The spring constant, often denoted as k, is a measure of a spring's stiffness. It's revealed in Hooke’s law, which states the force exerted by a spring is directly proportional to the displacement from its equilibrium position. Mathematically, it's expressed as F = -kx. The negative sign indicates that the force is a restoring force acting in the opposite direction of the displacement.

For a stiffer spring, the spring constant is higher, indicating a larger force is required to stretch or compress it. In this exercise, the spring constant is provided as 850 N/m, which allows us to calculate the elastic potential energy stored in the spring when it is displaced. This value is essential in understanding the behavior of the spring as it affects both the potential energy stored and the resulting movement of the mass attached to it when released.

Conservation of Energy

The conservation of energy is a fundamental principle stating that energy cannot be created or destroyed, only transformed from one form to another. In the context of our spring-block system, the energy initially stored in the spring as elastic potential energy is fully transformed into kinetic energy when the block passes through the equilibrium position.
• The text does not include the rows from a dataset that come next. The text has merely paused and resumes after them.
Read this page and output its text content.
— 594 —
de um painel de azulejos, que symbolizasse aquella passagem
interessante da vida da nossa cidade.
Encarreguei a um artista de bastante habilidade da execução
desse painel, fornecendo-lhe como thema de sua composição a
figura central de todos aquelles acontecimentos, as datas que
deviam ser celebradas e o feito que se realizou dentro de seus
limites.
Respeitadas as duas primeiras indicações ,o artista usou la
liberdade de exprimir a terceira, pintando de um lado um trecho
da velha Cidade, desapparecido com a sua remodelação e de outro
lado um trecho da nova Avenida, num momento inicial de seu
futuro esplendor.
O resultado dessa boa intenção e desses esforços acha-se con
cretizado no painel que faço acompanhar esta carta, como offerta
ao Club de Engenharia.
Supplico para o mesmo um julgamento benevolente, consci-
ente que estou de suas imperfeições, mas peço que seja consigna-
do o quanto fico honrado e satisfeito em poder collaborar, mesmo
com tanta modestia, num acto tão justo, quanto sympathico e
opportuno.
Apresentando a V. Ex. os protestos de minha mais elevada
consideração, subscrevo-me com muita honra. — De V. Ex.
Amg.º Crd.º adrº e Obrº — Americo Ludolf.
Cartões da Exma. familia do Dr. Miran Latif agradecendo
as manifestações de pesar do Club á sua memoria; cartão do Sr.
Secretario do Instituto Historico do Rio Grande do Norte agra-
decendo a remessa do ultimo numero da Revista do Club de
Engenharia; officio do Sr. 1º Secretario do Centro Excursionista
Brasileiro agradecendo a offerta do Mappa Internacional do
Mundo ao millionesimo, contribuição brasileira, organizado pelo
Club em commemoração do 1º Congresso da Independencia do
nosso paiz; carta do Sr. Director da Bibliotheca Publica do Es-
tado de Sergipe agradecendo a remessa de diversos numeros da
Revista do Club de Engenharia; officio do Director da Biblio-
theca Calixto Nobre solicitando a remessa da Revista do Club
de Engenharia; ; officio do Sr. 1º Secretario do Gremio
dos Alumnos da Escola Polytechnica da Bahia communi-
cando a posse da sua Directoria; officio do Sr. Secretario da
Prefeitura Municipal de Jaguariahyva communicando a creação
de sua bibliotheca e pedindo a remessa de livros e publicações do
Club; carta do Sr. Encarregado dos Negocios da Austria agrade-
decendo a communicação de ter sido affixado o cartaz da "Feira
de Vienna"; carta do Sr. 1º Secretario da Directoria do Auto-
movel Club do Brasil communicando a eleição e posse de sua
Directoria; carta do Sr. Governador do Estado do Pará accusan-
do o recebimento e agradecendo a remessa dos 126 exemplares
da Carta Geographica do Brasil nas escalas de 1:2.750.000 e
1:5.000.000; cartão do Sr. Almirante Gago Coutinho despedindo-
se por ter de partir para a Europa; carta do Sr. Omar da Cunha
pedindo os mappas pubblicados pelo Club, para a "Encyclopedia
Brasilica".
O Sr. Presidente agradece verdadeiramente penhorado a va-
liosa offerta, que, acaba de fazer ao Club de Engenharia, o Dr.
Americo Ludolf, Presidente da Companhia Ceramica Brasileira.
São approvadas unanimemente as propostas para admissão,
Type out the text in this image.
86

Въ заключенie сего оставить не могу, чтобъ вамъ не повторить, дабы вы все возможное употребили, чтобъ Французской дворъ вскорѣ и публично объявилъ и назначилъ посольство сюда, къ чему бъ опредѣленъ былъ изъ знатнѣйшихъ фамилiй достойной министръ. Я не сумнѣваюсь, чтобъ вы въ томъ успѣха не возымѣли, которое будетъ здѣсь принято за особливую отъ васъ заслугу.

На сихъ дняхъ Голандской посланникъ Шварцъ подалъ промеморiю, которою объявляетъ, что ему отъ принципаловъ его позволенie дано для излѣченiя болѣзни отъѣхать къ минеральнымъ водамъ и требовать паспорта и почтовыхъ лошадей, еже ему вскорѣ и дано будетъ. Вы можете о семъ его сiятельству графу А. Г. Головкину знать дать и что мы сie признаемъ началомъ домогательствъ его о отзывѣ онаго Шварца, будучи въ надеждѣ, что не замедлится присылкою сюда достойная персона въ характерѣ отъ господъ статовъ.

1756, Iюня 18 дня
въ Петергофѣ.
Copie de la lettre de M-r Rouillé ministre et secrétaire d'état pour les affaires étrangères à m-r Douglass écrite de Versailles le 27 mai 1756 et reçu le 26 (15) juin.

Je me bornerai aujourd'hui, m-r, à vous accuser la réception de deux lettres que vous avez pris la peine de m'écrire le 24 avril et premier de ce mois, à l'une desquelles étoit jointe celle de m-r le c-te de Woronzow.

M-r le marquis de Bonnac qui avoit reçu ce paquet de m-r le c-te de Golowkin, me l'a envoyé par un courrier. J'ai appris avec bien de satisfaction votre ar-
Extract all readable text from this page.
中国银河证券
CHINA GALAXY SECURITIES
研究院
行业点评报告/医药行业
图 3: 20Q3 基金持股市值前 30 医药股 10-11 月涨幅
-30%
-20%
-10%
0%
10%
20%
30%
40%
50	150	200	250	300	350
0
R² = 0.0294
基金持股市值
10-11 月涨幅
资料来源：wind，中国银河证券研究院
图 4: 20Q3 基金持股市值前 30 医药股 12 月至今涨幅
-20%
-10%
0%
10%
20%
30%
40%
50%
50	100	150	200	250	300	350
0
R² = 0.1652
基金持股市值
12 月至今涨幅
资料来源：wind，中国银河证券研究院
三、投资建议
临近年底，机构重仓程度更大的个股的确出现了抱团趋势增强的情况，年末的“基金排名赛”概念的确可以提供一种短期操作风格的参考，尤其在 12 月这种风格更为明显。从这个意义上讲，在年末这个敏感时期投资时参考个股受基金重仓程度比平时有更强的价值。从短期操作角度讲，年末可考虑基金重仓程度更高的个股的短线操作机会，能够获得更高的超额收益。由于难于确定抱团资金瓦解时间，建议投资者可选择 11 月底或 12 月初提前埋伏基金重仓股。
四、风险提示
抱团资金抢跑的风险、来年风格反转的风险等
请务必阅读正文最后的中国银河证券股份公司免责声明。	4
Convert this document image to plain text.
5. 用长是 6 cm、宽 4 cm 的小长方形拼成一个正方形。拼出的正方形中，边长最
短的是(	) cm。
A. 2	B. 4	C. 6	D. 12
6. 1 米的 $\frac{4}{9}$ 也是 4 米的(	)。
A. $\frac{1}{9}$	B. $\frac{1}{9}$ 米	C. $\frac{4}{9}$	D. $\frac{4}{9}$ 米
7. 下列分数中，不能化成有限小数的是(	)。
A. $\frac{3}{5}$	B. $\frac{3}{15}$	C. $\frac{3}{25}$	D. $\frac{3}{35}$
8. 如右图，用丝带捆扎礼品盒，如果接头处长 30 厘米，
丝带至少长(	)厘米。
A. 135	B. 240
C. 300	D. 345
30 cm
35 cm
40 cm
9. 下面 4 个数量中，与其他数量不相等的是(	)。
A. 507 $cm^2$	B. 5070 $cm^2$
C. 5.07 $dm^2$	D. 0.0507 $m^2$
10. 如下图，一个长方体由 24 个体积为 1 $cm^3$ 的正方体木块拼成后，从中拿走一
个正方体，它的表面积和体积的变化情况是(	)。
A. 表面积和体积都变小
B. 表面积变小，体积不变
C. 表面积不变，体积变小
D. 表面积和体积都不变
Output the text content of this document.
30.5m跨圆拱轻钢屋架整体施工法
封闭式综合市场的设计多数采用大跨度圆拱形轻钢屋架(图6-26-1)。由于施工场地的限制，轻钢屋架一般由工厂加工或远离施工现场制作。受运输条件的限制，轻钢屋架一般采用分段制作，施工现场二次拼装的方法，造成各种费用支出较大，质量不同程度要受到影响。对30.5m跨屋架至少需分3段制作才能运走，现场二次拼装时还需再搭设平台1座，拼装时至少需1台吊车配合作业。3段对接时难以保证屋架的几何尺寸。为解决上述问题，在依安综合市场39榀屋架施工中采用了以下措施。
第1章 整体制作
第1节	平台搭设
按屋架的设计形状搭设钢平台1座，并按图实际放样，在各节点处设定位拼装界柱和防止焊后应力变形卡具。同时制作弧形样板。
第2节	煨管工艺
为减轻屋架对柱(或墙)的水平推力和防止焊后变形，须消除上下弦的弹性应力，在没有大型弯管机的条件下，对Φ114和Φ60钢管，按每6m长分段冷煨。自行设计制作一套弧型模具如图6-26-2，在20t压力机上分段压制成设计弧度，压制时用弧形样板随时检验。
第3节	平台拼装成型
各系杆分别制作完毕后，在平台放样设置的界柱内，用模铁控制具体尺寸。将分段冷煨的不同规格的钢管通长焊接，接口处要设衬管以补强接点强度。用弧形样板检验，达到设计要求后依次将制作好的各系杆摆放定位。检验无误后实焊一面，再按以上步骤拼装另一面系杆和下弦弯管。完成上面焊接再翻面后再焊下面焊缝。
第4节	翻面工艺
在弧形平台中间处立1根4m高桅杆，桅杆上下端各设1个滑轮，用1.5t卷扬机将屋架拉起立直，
The solution exploits this principle by equating the elastic potential energy at the spring's stretched position to the kinetic energy of the block at equilibrium, allowing us to solve for the block's velocity. Understanding this conservation helps explain the motion and energy transformations of the system from the point of release to the equilibrium and beyond.

Hooke's Law

Hooke’s law provides a basis for understanding how springs exert force. The law posits that the force needed to extend or compress a spring by some distance is proportional to that distance. In formula terms, this is F = -kx, where F is the force applied by the spring, k is the spring constant, and x is the stretch or compression distance from the spring's position at rest.

The negative sign suggests the restoring nature of the spring force: it acts to bring the spring back to its equilibrium state. Hooke's law, a crucial piece of our exercise, is most accurate for small deformations: the larger the displacement, the more likely we are to encounter non-linear behavior where the force is no longer directly proportional to displacement.

Kinetic Energy

Kinetic energy refers to the energy an object possesses due to its motion. It's directly proportional to the mass of the moving object and to the square of its velocity (KE = 1/2 mv²). In our spring-block problem, when the block is at the equilibrium point, all the energy stored in the spring as elastic potential energy has been converted to kinetic energy, allowing us to determine the block's speed.

It's worth noting that the kinetic energy is not at its peak at the halfway point between the equilibrium and maximum compression/stretch, even though one might initially assume the velocity would be half of that at the equilibrium. The kinetic energy, while still obeying the law of conservation, is now shared with the potential energy the spring retains at this new halfway position.